Newcastle begins traffic light priority testing

April 8 2015  

Newcastle begins traffic light priority testing
Trials of technology aimed at improving road traffic flow by connecting vehicles with infrastructure to provide personalised driver information have begun in Newcastle.
 
The project, led by Newcastle University, links an in-vehicle communication system directly with the city’s urban traffic management control centre, allowing traffic lights to ‘talk’ to motorists.
 
Initially the system is being trialled in 14 non-emergency vehicles belonging to the North East Ambulance Patient Transport Service. Where appropriate these vehicles will be given automated priority at 20 traffic signals in the city centre, helping to reduce delays and fuel bills.
 
“This is about optimising the network,” said Newcastle University’s urban traffic management control centre manager Ray King.
 
“The aim of the pilot is to show it could work – that giving priority and personalised information to drivers can have a significant impact on how we drive and the conditions on our roads.
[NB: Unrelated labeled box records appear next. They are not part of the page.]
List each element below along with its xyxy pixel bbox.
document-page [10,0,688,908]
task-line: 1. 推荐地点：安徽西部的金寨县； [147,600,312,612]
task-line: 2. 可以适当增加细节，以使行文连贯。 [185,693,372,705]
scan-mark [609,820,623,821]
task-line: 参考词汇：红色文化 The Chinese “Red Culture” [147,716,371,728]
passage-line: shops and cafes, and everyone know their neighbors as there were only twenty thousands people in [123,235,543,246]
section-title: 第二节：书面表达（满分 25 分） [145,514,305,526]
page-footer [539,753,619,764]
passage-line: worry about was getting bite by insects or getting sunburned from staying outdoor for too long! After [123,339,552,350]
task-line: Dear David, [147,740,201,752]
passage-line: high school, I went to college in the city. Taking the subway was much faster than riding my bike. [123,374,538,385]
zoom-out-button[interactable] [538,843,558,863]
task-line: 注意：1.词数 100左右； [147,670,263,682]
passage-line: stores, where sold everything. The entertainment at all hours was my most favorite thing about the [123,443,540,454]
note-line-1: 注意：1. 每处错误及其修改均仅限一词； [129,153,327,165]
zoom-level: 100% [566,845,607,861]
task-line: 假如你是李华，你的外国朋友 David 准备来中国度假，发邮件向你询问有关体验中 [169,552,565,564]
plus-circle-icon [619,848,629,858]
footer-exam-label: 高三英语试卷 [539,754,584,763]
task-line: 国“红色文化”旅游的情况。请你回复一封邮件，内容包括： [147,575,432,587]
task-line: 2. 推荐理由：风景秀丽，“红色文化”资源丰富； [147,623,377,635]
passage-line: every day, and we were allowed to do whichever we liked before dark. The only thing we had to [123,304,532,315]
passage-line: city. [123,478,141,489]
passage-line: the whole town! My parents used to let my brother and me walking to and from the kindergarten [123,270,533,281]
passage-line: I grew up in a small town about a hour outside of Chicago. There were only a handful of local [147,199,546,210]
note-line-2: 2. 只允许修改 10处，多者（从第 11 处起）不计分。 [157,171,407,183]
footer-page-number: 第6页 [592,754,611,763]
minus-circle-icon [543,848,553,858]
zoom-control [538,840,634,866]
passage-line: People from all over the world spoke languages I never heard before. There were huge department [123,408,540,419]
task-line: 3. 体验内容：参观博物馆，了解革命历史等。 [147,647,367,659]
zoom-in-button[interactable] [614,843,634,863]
This is just the first step,” he added.
 
As well as the priority system, the project team is looking at implementing forward collision warning to notify drivers of obstacles on the road and a red light violation warning to indicate when a vehicle ahead has jumped a red light.
 
Newcastle University’s professor of transport Phil Blythe provided some examples of the technology’s potential application. “The system might advise a driver that if they travel at 24MPH they will hit the next four sets of traffic lights on green.
 
“In more congested areas or at particularly busy times of the day, vehicles on key roads might be given priority in order to keep the traffic flowing,” he said.